Su tasarrufu konusunda vatandaşları da uyaran Korkmaz, bilhassa ziraî sulamada kullanılan suya dikkat çekti. Korkmaz, “Maalesef üreticimiz şebeke suyunu bir hak olarak görebiliyor, ürettiği esere hunharca sulama yapabiliyor. Sulamadaki gidişatı denetim altına almamız gerekiyor” diye konuştu.
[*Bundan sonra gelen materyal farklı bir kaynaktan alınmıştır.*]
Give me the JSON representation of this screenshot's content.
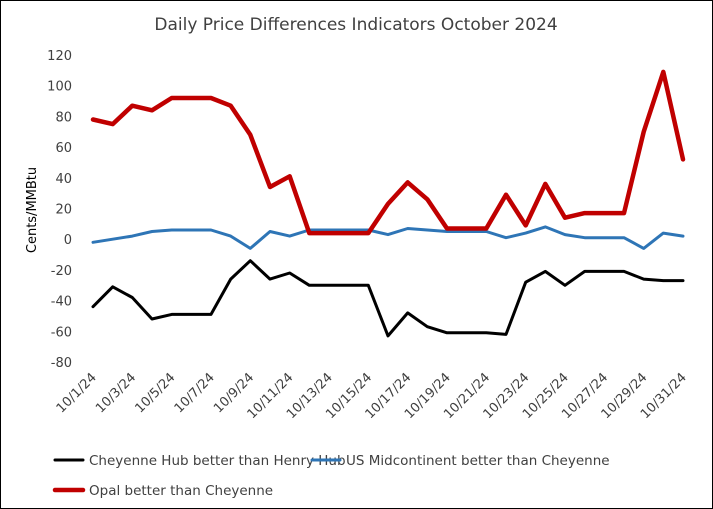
{
  "chart_data": {
    "type": "line",
    "title": "Daily Price Differences Indicators October 2024",
    "xlabel": "",
    "ylabel": "Cents/MMBtu",
    "ylim": [
      -80,
      120
    ],
    "yticks": [
      -80,
      -60,
      -40,
      -20,
      0,
      20,
      40,
      60,
      80,
      100,
      120
    ],
    "x": [
      "10/1/24",
      "10/2/24",
      "10/3/24",
      "10/4/24",
      "10/5/24",
      "10/6/24",
      "10/7/24",
      "10/8/24",
      "10/9/24",
      "10/10/24",
      "10/11/24",
      "10/12/24",
      "10/13/24",
      "10/14/24",
      "10/15/24",
      "10/16/24",
      "10/17/24",
      "10/18/24",
      "10/19/24",
      "10/20/24",
      "10/21/24",
      "10/22/24",
      "10/23/24",
      "10/24/24",
      "10/25/24",
      "10/26/24",
      "10/27/24",
      "10/28/24",
      "10/29/24",
      "10/30/24",
      "10/31/24"
    ],
    "xtick_labels": [
      "10/1/24",
      "10/3/24",
      "10/5/24",
      "10/7/24",
      "10/9/24",
      "10/11/24",
      "10/13/24",
      "10/15/24",
      "10/17/24",
      "10/19/24",
      "10/21/24",
      "10/23/24",
      "10/25/24",
      "10/27/24",
      "10/29/24",
      "10/31/24"
    ],
    "grid": false,
    "legend_position": "bottom",
    "series": [
      {
        "name": "Cheyenne Hub better than Henry Hub",
        "color": "#000000",
        "values": [
          -44,
          -31,
          -38,
          -52,
          -49,
          -49,
          -49,
          -26,
          -14,
          -26,
          -22,
          -30,
          -30,
          -30,
          -30,
          -63,
          -48,
          -57,
          -61,
          -61,
          -61,
          -62,
          -28,
          -21,
          -30,
          -21,
          -21,
          -21,
          -26,
          -27,
          -27
        ]
      },
      {
        "name": "US Midcontinent better than Cheyenne",
        "color": "#2e75b6",
        "values": [
          -2,
          0,
          2,
          5,
          6,
          6,
          6,
          2,
          -6,
          5,
          2,
          6,
          6,
          6,
          6,
          3,
          7,
          6,
          5,
          5,
          5,
          1,
          4,
          8,
          3,
          1,
          1,
          1,
          -6,
          4,
          2
        ]
      },
      {
        "name": "Opal better than Cheyenne",
        "color": "#c00000",
        "values": [
          78,
          75,
          87,
          84,
          92,
          92,
          92,
          87,
          68,
          34,
          41,
          4,
          4,
          4,
          4,
          23,
          37,
          26,
          7,
          7,
          7,
          29,
          9,
          36,
          14,
          17,
          17,
          17,
          70,
          109,
          52
        ]
      }
    ]
  }
}
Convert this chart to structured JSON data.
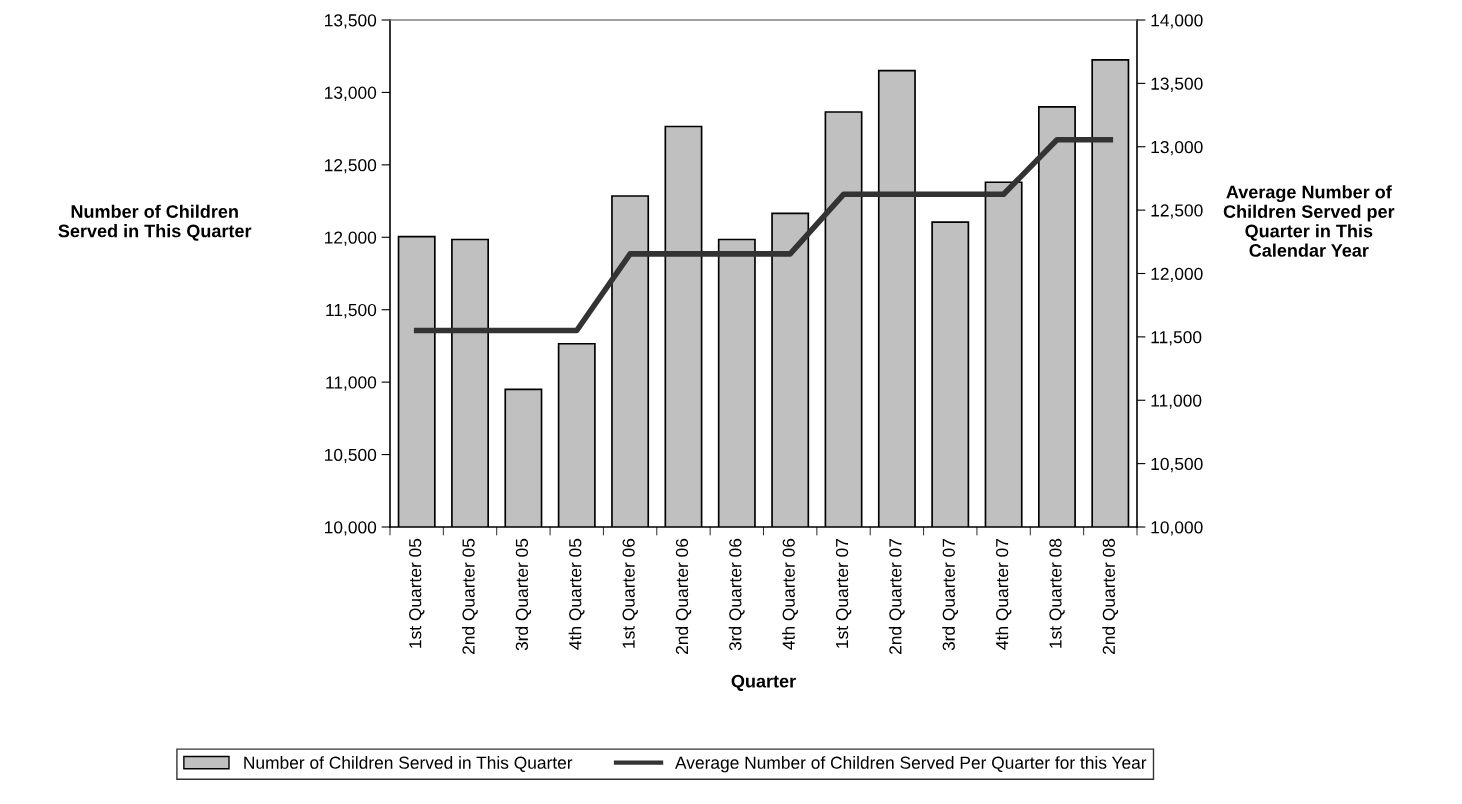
{
  "chart_data": {
    "type": "bar",
    "xlabel": "Quarter",
    "ylabel": "Number of Children\nServed in This Quarter",
    "y2label": "Average Number of\nChildren Served per\nQuarter in This\nCalendar Year",
    "categories": [
      "1st Quarter 05",
      "2nd Quarter 05",
      "3rd Quarter 05",
      "4th Quarter 05",
      "1st Quarter 06",
      "2nd Quarter 06",
      "3rd Quarter 06",
      "4th Quarter 06",
      "1st Quarter 07",
      "2nd Quarter 07",
      "3rd Quarter 07",
      "4th Quarter 07",
      "1st Quarter 08",
      "2nd Quarter 08"
    ],
    "series": [
      {
        "name": "Number of Children Served in This Quarter",
        "color": "#c0c0c0",
        "values": [
          12005,
          11985,
          10950,
          11265,
          12285,
          12765,
          11985,
          12165,
          12865,
          13150,
          12105,
          12380,
          12900,
          13225
        ]
      },
      {
        "name": "Average Number of Children Served Per Quarter for this Year",
        "type": "line",
        "axis": "y2",
        "color": "#333333",
        "values": [
          11550,
          11550,
          11550,
          11550,
          12155,
          12155,
          12155,
          12155,
          12625,
          12625,
          12625,
          12625,
          13055,
          13055
        ]
      }
    ],
    "ylim": [
      10000,
      13500
    ],
    "yticks": [
      {
        "value": 10000,
        "label": "10,000"
      },
      {
        "value": 10500,
        "label": "10,500"
      },
      {
        "value": 11000,
        "label": "11,000"
      },
      {
        "value": 11500,
        "label": "11,500"
      },
      {
        "value": 12000,
        "label": "12,000"
      },
      {
        "value": 12500,
        "label": "12,500"
      },
      {
        "value": 13000,
        "label": "13,000"
      },
      {
        "value": 13500,
        "label": "13,500"
      }
    ],
    "y2lim": [
      10000,
      14000
    ],
    "y2ticks": [
      {
        "value": 10000,
        "label": "10,000"
      },
      {
        "value": 10500,
        "label": "10,500"
      },
      {
        "value": 11000,
        "label": "11,000"
      },
      {
        "value": 11500,
        "label": "11,500"
      },
      {
        "value": 12000,
        "label": "12,000"
      },
      {
        "value": 12500,
        "label": "12,500"
      },
      {
        "value": 13000,
        "label": "13,000"
      },
      {
        "value": 13500,
        "label": "13,500"
      },
      {
        "value": 14000,
        "label": "14,000"
      }
    ],
    "grid": false,
    "legend": "bottom",
    "marker": "none",
    "line_style": "solid"
  }
}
İçme suyuyla ilgili vakit zaman vatandaşlardan şikayetler aldıklarını, lakin buradaki kirliliğin MESKİ’den kaynaklanmadığını belirten Korkmaz, şunları söyledi:
“Bizim insani tüketim dışında suyu verme lüksümüz yok. Bu çok büyük bir kabahat. Bunu yapamayız. Lakin genelde sorun münferit kuyu şebekesi, artezyen kullanan abonelerimiz yahut depoları olan abonelerimizden kaynaklanan bir sorun. Genelde depo paklığı yapılmadığıyla ilgili problemle karşılaşıyoruz. Depolarını sık sık temizleyip, dezenfeksiyon hususlarıyla desteklemeli gerekiyor. Bu insan sıhhati açısından ehemmiyet arz ediyor.